At a minimum, the success of the TRA has been due in part to the tireless efforts of individuals in the U.S. government to implement it in ways that are consistent with the law’s commitment. The late David Dean and James Lilley come to mind. Needless to say, countless officials on the Taiwan side have played their part.

Second, because the TRA is more policy and political commitment than binding mandate, that commitment must be renewed by new groups of leaders to address new circumstances that weren’t contemplated in 1979.  This means that within the U.S. government that commitment must be applied in ways that are relevant to current requirements and conveyed through statements of policy, use of diplomatic and other resources, and ensuring appropriate readiness to use those resources.

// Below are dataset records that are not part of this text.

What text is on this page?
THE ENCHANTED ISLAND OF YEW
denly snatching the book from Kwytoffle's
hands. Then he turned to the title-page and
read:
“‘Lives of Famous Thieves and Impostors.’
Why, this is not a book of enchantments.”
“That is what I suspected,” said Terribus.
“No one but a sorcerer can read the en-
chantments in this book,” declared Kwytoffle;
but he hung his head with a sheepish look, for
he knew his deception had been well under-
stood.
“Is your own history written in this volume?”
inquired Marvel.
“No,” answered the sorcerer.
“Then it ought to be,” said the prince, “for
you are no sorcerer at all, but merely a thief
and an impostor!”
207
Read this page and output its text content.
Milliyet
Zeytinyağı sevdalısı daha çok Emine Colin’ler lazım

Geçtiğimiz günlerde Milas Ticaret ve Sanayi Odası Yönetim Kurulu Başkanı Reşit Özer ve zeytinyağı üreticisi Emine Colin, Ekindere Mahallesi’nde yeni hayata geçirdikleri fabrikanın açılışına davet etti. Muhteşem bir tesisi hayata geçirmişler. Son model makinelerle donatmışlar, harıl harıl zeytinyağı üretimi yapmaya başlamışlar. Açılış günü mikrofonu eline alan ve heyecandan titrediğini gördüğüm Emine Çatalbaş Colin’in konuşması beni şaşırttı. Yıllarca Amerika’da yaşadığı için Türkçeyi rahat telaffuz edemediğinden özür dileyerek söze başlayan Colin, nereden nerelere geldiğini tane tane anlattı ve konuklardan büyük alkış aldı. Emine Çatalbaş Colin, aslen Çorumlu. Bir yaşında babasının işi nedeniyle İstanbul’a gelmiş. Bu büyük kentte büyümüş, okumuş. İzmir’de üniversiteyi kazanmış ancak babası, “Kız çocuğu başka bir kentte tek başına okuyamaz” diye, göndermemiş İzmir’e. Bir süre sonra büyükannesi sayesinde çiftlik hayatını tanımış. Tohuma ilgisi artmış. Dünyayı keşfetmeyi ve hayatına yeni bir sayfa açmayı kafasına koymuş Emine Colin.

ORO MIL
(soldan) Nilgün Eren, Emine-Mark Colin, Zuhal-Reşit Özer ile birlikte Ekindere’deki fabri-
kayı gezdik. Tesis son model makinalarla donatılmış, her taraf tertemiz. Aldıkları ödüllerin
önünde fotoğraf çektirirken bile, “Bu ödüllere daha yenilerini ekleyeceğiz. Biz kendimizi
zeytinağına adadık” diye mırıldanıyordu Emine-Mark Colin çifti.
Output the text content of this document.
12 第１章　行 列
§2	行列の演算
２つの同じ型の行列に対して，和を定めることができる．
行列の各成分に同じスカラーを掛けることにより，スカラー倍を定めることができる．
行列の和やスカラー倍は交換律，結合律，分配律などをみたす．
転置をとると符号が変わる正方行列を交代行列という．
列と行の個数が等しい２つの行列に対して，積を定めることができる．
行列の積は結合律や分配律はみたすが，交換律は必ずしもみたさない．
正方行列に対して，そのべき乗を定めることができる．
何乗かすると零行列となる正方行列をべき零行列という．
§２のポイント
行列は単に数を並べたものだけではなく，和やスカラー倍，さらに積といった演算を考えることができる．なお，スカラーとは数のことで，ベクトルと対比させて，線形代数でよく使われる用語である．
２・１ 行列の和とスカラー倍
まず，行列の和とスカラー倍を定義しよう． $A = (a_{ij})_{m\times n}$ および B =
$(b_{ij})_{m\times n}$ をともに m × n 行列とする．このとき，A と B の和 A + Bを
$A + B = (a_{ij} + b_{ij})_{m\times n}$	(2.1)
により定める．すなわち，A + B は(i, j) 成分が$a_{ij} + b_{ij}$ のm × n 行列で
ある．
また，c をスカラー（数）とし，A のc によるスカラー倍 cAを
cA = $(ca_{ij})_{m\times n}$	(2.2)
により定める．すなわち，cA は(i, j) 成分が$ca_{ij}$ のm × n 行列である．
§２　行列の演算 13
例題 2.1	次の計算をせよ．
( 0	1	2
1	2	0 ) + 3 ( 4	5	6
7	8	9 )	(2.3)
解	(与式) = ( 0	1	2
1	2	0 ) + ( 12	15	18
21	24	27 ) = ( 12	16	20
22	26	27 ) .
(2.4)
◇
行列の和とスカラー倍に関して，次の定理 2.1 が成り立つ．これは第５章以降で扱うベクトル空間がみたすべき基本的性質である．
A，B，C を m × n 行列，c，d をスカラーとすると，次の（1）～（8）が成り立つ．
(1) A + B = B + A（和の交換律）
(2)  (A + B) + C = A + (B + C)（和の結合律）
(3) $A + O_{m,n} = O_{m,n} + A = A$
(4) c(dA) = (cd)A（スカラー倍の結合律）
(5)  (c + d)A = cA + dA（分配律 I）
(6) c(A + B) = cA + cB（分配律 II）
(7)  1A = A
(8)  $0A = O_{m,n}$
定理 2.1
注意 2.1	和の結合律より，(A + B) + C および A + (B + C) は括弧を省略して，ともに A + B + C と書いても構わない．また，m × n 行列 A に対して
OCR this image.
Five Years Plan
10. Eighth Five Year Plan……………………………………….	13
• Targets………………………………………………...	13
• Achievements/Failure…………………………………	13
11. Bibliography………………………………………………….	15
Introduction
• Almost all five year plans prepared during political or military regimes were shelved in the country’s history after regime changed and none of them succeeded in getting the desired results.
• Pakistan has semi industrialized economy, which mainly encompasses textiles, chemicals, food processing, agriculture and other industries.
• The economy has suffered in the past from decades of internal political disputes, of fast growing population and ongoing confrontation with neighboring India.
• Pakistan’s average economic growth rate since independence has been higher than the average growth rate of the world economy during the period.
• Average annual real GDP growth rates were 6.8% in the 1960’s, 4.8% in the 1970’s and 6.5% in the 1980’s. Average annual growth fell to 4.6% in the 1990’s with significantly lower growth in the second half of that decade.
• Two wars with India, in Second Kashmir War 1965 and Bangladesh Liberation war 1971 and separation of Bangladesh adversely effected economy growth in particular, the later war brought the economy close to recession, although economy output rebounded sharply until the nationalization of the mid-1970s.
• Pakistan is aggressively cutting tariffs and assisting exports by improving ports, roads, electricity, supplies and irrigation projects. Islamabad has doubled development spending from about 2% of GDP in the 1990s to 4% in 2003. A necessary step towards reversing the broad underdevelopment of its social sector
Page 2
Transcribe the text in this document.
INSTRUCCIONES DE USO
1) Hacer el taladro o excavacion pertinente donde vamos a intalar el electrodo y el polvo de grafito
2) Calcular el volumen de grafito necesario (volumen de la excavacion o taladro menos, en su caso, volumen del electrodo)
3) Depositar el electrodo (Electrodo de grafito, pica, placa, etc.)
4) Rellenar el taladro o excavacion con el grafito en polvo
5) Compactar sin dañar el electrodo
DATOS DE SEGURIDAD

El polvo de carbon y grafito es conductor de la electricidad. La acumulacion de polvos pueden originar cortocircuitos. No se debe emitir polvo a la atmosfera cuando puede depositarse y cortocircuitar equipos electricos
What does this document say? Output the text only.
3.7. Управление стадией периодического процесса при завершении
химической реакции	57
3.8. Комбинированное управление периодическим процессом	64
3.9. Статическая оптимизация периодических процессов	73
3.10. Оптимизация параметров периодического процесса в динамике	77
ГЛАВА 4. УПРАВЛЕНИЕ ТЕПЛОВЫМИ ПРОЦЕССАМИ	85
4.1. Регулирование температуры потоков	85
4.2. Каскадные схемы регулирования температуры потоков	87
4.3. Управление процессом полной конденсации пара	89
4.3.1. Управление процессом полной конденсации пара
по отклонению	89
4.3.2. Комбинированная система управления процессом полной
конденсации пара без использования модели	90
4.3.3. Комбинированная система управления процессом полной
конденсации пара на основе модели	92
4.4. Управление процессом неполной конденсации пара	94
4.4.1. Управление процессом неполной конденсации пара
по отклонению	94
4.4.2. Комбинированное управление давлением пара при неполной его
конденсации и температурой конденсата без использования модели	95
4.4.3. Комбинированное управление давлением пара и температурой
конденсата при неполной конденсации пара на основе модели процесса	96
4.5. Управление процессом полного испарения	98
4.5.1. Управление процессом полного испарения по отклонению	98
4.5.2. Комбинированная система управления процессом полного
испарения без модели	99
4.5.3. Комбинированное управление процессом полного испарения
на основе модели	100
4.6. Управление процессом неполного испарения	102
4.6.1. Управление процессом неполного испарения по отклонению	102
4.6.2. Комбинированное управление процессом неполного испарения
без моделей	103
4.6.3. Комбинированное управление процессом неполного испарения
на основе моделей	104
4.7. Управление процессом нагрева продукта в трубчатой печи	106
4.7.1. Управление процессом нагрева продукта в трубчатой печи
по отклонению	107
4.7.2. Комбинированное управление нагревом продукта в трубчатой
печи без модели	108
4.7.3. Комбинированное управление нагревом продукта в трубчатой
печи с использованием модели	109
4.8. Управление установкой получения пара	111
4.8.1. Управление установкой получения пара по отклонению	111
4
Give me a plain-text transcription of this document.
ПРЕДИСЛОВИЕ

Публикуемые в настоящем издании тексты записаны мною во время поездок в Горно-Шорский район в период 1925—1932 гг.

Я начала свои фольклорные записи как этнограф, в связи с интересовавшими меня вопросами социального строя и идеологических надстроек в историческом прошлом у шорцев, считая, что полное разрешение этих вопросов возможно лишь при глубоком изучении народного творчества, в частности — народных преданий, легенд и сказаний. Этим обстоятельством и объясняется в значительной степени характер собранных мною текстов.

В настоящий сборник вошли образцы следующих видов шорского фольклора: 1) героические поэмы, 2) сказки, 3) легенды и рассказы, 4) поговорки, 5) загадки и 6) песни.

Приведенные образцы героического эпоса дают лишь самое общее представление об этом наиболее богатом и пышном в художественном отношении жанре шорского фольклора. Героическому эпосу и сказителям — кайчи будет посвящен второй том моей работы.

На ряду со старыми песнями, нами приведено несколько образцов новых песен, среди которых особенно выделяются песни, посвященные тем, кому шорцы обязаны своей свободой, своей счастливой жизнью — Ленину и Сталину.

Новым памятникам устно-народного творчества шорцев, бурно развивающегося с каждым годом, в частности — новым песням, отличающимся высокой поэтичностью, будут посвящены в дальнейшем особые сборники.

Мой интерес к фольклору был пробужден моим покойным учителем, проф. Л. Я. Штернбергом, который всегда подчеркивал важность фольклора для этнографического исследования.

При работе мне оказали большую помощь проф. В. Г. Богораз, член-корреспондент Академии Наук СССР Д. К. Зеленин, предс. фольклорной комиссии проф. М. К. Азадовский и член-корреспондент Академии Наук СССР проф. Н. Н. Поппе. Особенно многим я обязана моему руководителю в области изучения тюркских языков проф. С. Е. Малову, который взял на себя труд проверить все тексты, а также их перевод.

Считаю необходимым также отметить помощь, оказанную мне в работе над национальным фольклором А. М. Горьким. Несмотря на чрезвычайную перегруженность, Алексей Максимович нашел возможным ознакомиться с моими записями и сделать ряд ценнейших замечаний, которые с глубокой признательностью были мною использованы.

Moreover, it requires individuals both inside and outside the U.S. government to formulate and articulate rationales for U.S.-Taiwan relations that are appropriate for new situations, and to beat back the assertions of others that Taiwan is no longer important to the United States. Taiwan officials and scholars have their role to play here.

Third, as before, Taiwan can do its part by creating new reasons for the United States to renew and make relevant the TRA’s political commitment. Essentially, that’s what Chiang Ching-kuo did when he began the process of democratization. Also, the policies on which Ma Ying-jeou campaigned before the 2008 election are another example. His premise was that Taiwan could promote good relations with China and the United States at the same time without harming its fundamental interests, an approach that both the Bush and Obama Administrations endorsed.

Hence, we should not treat the Taiwan Relations Act as an icon or sacred text that is important simply because it exists. It was crafted to deal with a specific set of circumstances and in some respects is actually less than it seems. Its policy and political commitments must be reaffirmed and renewed to meet the challenges of new situations. But the last thirty-five years demonstrate that this is eminently possible.

On the other hand, it reflected a policy and political commitment that can be a touchstone today if that commitment is renewed and made new to cope with today’s realities.